If you’re wanting to get truly far off the ground, however, the gateway into space is to the south, near the scruffy (and very oddly named) spa town of Truth or Consequences. Spaceport America is where the first commercial space flights will depart from. Virgin Galactic, which is co-owned by Abu Dhabi’s Aabar Investments, says that it still expects that to be later this year, though no date has been specified.

The Spaceport is found in the middle of fairly sparse ranching land, where cows mooch up to the boundary fences. It’s quiet and dry out here, and that’s partly why the site was chosen. “It was easier to get a Federal Aviation administration licence in a sparsely populated area,” explains my tour guide Tyson Rush. “And the weather means we get an average of 340 days a year where a launch is possible.” Having the White Sands Missile Range as a neighbour is also helpful – the no-fly zone there keeps the skies free of scheduled flights that would otherwise need planning around and military jets are quickly scrambled if needed for security reasons.

“Elevation is important,” says Tyson. “The higher you are at launch, the cheaper it is to get into space. And latitude counts too – we’re about as close as we can get to the equator while still being somewhere with reliable weather patterns.”

At the moment, Follow The Sun’s tours are the only way into the Spaceport, and the real surprise is in how minimalist it is. The buildings on site are deliberately built to blend in with the surroundings. The main terminal building looks rather like architect Norman Foster has been let loose to design an alien spaceship, but it’s covered in earth. Native vegetation will eventually be planted on top and the air-traffic-control tower is on the second floor, dwarfed by the mountains in the background.

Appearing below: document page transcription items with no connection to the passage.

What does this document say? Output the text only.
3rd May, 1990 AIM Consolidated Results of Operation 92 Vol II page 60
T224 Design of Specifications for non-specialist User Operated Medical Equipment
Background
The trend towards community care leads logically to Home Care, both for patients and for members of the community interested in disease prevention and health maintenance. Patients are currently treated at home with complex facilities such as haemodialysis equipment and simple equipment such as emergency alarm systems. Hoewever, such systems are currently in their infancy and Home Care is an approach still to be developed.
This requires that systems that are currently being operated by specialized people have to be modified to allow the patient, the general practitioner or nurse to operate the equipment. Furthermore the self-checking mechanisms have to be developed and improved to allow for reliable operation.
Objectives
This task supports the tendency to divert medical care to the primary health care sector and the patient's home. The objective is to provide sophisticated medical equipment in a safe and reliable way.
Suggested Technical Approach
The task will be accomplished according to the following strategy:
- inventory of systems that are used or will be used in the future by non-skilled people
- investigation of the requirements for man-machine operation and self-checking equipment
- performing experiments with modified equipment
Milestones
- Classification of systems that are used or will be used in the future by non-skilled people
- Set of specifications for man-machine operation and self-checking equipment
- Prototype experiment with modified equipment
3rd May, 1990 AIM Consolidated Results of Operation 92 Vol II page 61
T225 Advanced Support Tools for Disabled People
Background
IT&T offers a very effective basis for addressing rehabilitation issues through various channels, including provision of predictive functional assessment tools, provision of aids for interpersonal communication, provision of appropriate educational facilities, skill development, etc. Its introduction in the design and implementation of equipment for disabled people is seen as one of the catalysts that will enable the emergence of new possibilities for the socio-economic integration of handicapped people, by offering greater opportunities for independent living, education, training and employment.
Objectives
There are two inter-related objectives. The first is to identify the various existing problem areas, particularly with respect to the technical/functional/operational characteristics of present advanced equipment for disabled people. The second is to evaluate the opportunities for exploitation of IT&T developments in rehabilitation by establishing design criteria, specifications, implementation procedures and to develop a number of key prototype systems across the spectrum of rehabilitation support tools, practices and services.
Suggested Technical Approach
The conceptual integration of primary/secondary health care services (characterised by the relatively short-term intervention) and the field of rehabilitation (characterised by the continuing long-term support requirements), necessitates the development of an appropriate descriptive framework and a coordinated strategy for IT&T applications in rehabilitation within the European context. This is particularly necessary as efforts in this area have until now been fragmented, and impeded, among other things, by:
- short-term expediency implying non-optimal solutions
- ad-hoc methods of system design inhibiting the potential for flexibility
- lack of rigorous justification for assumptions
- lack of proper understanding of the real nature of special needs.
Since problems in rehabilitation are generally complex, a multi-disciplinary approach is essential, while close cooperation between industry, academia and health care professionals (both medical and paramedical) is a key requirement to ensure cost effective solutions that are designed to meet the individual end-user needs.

At the moment, the main terminal building is still largely a shell being kitted out – the tours are not allowed inside. But everything is being built to the specifications of the tenants. “That’s one of the key things,” says Rush. “It isn’t an old military base that has been repurposed.”

Virgin Galactic is the main tenant, but various other companies will use the facilities for the likes of space research and launching satellites. It is, however, possible to go inside the fire and security building. And, again, the surprise comes in how functional and unshowy it is – owing more to the adobe huts of New Mexico’s Pueblo villages than a space age Jetsons fantasy. The whole place reeks of the fundamental disconnect between the glamorous public perception of an astronaut’s life and the mundane, ultra-practical realities.

The runway, however, is hardly unobtrusive. It’s more than three kilometres long. “Any vessel known to man could land here,” says Tyson. Anyone walking along it is a mere speck. Yet again, it’s easy to feel very small in the American South-West.